Online-Redaktion: Dresden ist als Kulturstadt weltberühmt. Welchen Stellenwert hat die kulturelle Bildung in den Schulen?
Donhauser: Das Angebot, Kultur und Schule zu verbinden, ist in unserer Stadt nicht nur sehr hoch, sondern auch sehr breit aufgestellt. Fast alle Schulen nutzen zum Beispiel das Theater Junge Generation, für Besuche und Kooperationsprojekte und auch für die Vermittlung von Lehrplaninhalten. Ebenso werden die Dresdner Schulkonzerte mit ihrer über 100-jährigen Tradition sehr gut angenommen. Es würde zu weit führen, alles aufzuzählen, das wäre ein extra Interview wert. Aber kulturelle Bildung ist ein fester Bestandteil der Dresdner Schulen, auch im Ganztagsangebot.
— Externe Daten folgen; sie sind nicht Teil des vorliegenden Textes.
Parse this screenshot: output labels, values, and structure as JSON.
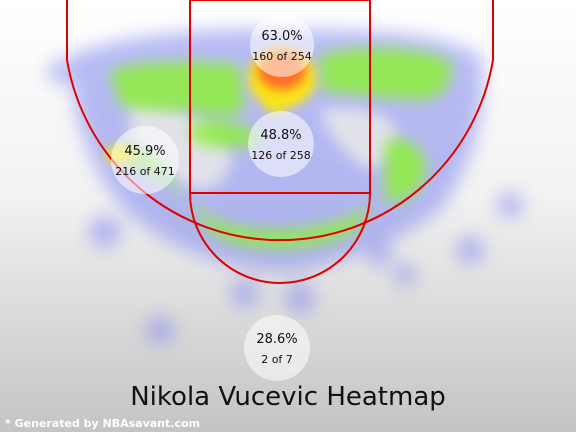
{
  "chart_data": {
    "type": "heatmap",
    "title": "Nikola Vucevic Heatmap",
    "zones": [
      {
        "name": "restricted-area",
        "pct_label": "63.0%",
        "made": 160,
        "attempts": 254,
        "count_label": "160 of 254"
      },
      {
        "name": "paint-non-ra",
        "pct_label": "48.8%",
        "made": 126,
        "attempts": 258,
        "count_label": "126 of 258"
      },
      {
        "name": "mid-range",
        "pct_label": "45.9%",
        "made": 216,
        "attempts": 471,
        "count_label": "216 of 471"
      },
      {
        "name": "three-point",
        "pct_label": "28.6%",
        "made": 2,
        "attempts": 7,
        "count_label": "2 of 7"
      }
    ]
  },
  "footer": {
    "credit": "* Generated by NBAsavant.com"
  },
  "colors": {
    "court_lines": "#e00000",
    "hot": "#ff6a2a",
    "warm": "#ffe900",
    "mid": "#8ef03a",
    "cool": "#8a8ef0"
  }
}
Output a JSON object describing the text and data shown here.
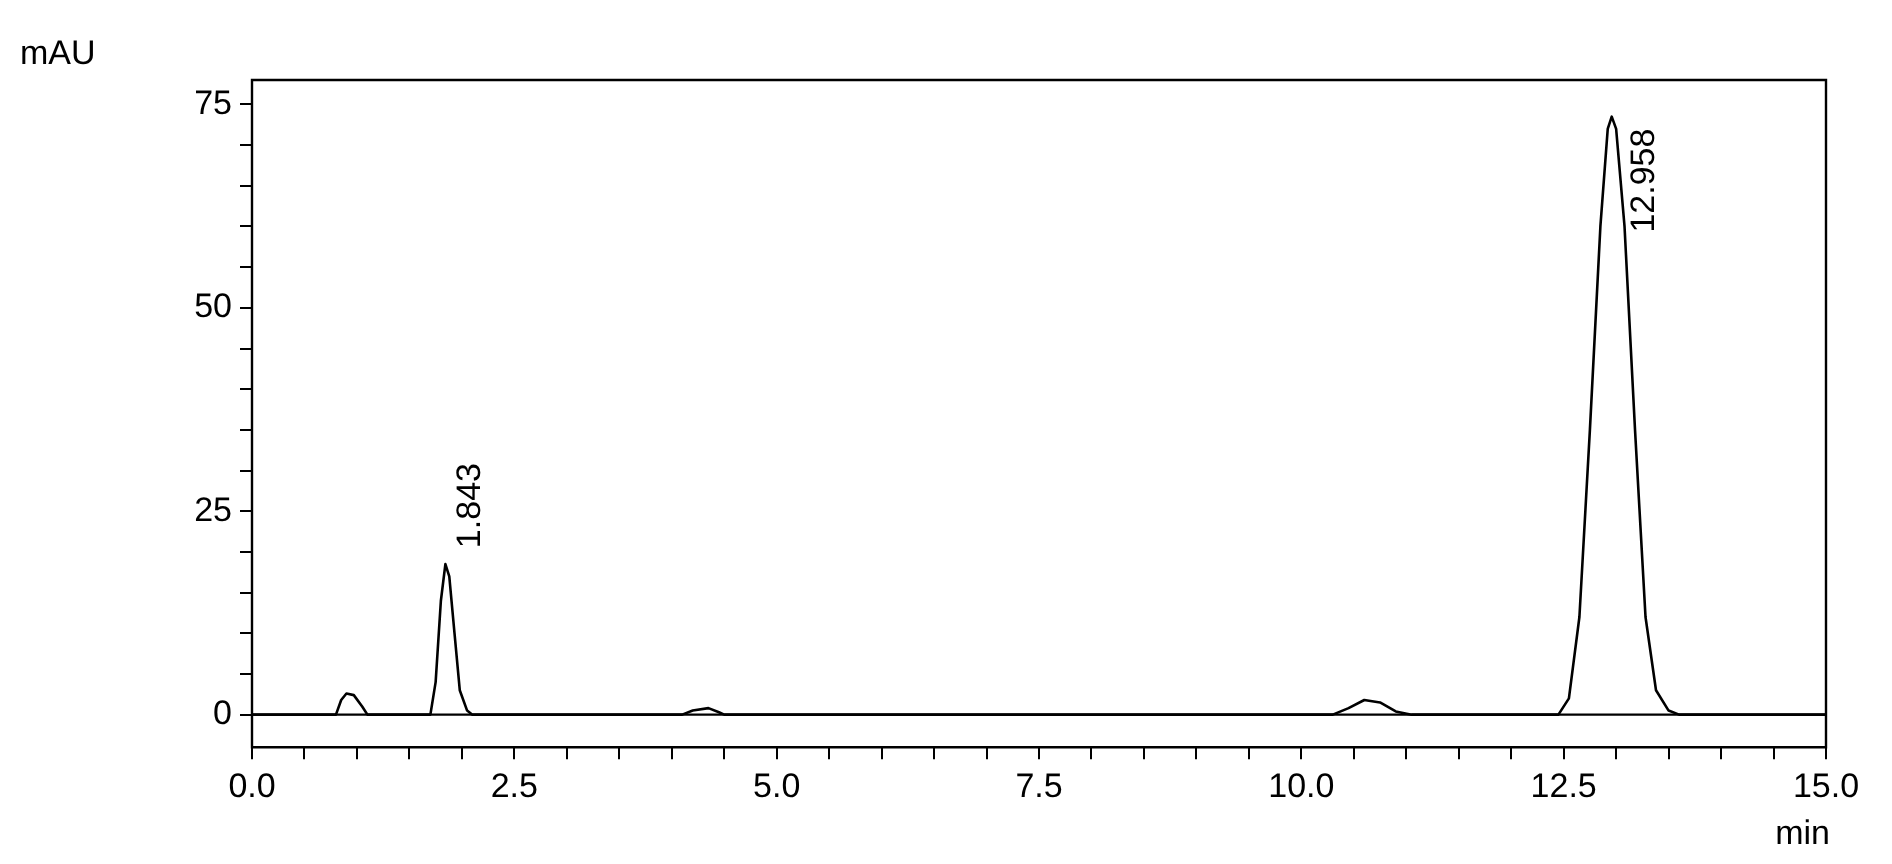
{
  "chart_data": {
    "type": "line",
    "xlabel": "min",
    "ylabel": "mAU",
    "x": [
      0,
      0.8,
      0.85,
      0.9,
      0.97,
      1.05,
      1.1,
      1.7,
      1.75,
      1.8,
      1.843,
      1.88,
      1.93,
      1.98,
      2.05,
      2.1,
      4.1,
      4.2,
      4.35,
      4.45,
      4.5,
      10.3,
      10.45,
      10.6,
      10.75,
      10.9,
      11.05,
      12.45,
      12.55,
      12.65,
      12.75,
      12.85,
      12.92,
      12.958,
      13.0,
      13.08,
      13.18,
      13.28,
      13.38,
      13.5,
      13.6,
      15
    ],
    "series": [
      {
        "color": "#000000",
        "values": [
          0,
          0,
          1.8,
          2.6,
          2.4,
          1,
          0,
          0,
          4,
          14,
          18.5,
          17,
          10,
          3,
          0.5,
          0,
          0,
          0.5,
          0.8,
          0.3,
          0,
          0,
          0.8,
          1.8,
          1.5,
          0.4,
          0,
          0,
          2,
          12,
          35,
          60,
          72,
          73.5,
          72,
          60,
          35,
          12,
          3,
          0.5,
          0,
          0
        ]
      }
    ],
    "xlim": [
      0,
      15
    ],
    "ylim": [
      -4,
      78
    ],
    "xticks": [
      {
        "value": 0,
        "label": "0.0"
      },
      {
        "value": 0.5,
        "label": null
      },
      {
        "value": 1,
        "label": null
      },
      {
        "value": 1.5,
        "label": null
      },
      {
        "value": 2,
        "label": null
      },
      {
        "value": 2.5,
        "label": "2.5"
      },
      {
        "value": 3,
        "label": null
      },
      {
        "value": 3.5,
        "label": null
      },
      {
        "value": 4,
        "label": null
      },
      {
        "value": 4.5,
        "label": null
      },
      {
        "value": 5,
        "label": "5.0"
      },
      {
        "value": 5.5,
        "label": null
      },
      {
        "value": 6,
        "label": null
      },
      {
        "value": 6.5,
        "label": null
      },
      {
        "value": 7,
        "label": null
      },
      {
        "value": 7.5,
        "label": "7.5"
      },
      {
        "value": 8,
        "label": null
      },
      {
        "value": 8.5,
        "label": null
      },
      {
        "value": 9,
        "label": null
      },
      {
        "value": 9.5,
        "label": null
      },
      {
        "value": 10,
        "label": "10.0"
      },
      {
        "value": 10.5,
        "label": null
      },
      {
        "value": 11,
        "label": null
      },
      {
        "value": 11.5,
        "label": null
      },
      {
        "value": 12,
        "label": null
      },
      {
        "value": 12.5,
        "label": "12.5"
      },
      {
        "value": 13,
        "label": null
      },
      {
        "value": 13.5,
        "label": null
      },
      {
        "value": 14,
        "label": null
      },
      {
        "value": 14.5,
        "label": null
      },
      {
        "value": 15,
        "label": "15.0"
      }
    ],
    "yticks": [
      0,
      {
        "value": 5,
        "label": null
      },
      {
        "value": 10,
        "label": null
      },
      {
        "value": 15,
        "label": null
      },
      {
        "value": 20,
        "label": null
      },
      25,
      {
        "value": 30,
        "label": null
      },
      {
        "value": 35,
        "label": null
      },
      {
        "value": 40,
        "label": null
      },
      {
        "value": 45,
        "label": null
      },
      50,
      {
        "value": 55,
        "label": null
      },
      {
        "value": 60,
        "label": null
      },
      {
        "value": 65,
        "label": null
      },
      {
        "value": 70,
        "label": null
      },
      75
    ],
    "ref_lines": [
      {
        "axis": "y",
        "value": 0,
        "label": null,
        "color": "#000000"
      }
    ],
    "annotations": [
      {
        "text": "1.843",
        "x": 1.843,
        "y": 18.5
      },
      {
        "text": "12.958",
        "x": 12.958,
        "y": 73.5
      }
    ],
    "grid": false,
    "legend": false,
    "marker": "none",
    "line_style": "solid"
  }
}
Online-Redaktion: Welchen Bedarf hat Dresden im Schulbau?
Donhauser: Den finanziellen Bedarf nannte ich schon. Es gibt aber auch den Bedarf an pädagogischen und klimaneutralen Innovationen im Schulhausbau. Im pädagogischen Sinne wollen wir überall, wo es möglich ist, weg von der Flurschule hin zur Clusterschule oder zumindest zu Lösungen in dieser Richtung. Bei der Klimaneutralität sind für uns Energieeffizienz und Nachhaltigkeit, hybride Bauweise, Gründächer und Photovoltaikanlagen entscheidende Stichwörter.
Online-Redaktion: Bei der sächsischen Schulbaukonferenz ging es auch um kreative Nutzungskonzepte, wie in Chemnitz, wo eine ehemalige Fabrik zur Schule wurde. Wie sieht es in Dresden aus?
Donhauser: Mit solchen Beispielen haben wir uns in Dresden noch nicht befasst. Was die Nutzung der Schulen über den Unterricht hinaus angeht, haben wir jedoch zur Öffnung von Schulen bereits mehrere Prozesse angeschoben. Das wird aber nur gelingen, wenn wir die Schulgemeinschaften auf den Weg der Öffnung mitnehmen. Ohne die Akzeptanz der Schulen dafür würden wir scheitern.
Online-Redaktion: Vielen Dank für das Interview!